Towards Improved Predictions of Global Radiocarbon (14C) Through Comparison Between Site Observations and Climate Model Outputs
Earth System Models (ESMs), such as the Accelerated Climate Modeling for Energy (ACME), are needed to understand feedbacks between the terrestrial carbon cycle and climate. Among many factors affecting the responses of the terrestrial carbon cycle to climate, the turnover time of soil organic carbon (SOC) depends on climate, soil properties, and vegetation type. However, estimating SOC turnover times at multiple spatial scales is challenging and subject to large uncertainty. As carbon turnover time can be reliably estimated from radiocarbon data, we strive to improve global predication by comparing measured site-scale 10 and 50 cm depth Δ14C values with large-scale ACME Land Model (ALM) predictions. Our goal is to identify the main factors causing discrepancies between simulated and observed values.

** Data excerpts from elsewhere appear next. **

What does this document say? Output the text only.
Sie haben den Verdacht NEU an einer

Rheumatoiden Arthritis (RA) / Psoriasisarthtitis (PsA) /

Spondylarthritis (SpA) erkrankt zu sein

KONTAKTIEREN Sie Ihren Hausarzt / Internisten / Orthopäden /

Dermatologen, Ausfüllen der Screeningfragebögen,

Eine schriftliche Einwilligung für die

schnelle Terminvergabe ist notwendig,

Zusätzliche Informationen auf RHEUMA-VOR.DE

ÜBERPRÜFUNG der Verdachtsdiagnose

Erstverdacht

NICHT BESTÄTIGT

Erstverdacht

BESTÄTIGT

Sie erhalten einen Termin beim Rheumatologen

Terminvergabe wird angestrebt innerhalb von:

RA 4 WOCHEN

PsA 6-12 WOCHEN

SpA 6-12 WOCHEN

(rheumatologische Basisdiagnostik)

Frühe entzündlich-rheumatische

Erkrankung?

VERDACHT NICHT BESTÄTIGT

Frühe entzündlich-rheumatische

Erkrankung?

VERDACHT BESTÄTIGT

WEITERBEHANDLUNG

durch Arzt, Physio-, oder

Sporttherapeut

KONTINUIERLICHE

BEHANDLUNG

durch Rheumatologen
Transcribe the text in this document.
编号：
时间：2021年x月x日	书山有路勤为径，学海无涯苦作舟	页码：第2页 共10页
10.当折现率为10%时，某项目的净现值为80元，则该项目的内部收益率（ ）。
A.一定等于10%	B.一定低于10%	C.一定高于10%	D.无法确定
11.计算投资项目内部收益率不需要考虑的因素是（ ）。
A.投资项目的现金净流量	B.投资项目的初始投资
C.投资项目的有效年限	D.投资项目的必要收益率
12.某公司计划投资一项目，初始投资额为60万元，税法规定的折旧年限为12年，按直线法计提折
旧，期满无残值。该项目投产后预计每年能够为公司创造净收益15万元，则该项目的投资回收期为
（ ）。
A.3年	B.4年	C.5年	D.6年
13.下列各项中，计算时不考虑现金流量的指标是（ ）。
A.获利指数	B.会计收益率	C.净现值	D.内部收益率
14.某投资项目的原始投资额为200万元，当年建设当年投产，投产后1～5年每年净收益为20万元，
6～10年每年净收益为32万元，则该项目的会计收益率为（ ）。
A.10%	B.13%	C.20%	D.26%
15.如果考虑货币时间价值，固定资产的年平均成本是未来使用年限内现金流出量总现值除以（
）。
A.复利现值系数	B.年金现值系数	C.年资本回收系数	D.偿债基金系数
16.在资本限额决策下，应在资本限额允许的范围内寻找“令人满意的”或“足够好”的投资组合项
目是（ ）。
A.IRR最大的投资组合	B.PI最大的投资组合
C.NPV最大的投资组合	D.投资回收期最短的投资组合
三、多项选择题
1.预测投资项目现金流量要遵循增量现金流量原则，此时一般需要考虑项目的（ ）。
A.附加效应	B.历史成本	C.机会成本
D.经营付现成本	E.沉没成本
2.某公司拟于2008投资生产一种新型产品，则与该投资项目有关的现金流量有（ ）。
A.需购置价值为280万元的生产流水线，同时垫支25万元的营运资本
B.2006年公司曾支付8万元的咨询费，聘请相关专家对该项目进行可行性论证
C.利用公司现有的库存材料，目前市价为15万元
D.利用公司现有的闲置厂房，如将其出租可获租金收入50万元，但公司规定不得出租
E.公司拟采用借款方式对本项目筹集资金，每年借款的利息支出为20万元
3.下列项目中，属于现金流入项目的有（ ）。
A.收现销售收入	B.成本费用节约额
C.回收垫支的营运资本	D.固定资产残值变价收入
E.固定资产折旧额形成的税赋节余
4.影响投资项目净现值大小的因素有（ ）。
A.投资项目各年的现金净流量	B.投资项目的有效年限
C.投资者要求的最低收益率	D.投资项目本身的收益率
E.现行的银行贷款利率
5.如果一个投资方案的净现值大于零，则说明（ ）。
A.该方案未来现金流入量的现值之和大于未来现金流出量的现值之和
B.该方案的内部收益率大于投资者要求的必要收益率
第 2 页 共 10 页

We first upscale site-scale measurements to large-scale ALM grids and then compare the upscaled and modeled Δ14C values. At the large scale, we fit the mean observed values as a function of ALM outputs and large-scale surface features. Results show that plant functional type (PFT), soil order, and ground surface variations, such as average slope and standard deviation of elevation, are primary factors for explaining model-observed discrepancies at both depths. This suggests accurately representing PFT and soil order (e.g., by resolution refinement) may reduce discrepancies at the model grid scale. We also perform analysis on the residuals after removal of the mean effects to characterize the site-scale variability and find the Δ14C residuals at both depths strongly depend on bulk density, mean annual temperature (MAT), and vegetation type. Since soil bulk density and its vertical profile are localized information, characterizing Δ14C values at the site scale is more difficult and statistical models may play an important role. We finally use ALM to better understand how the global soil Δ14C values are sensitive to those dominant factors.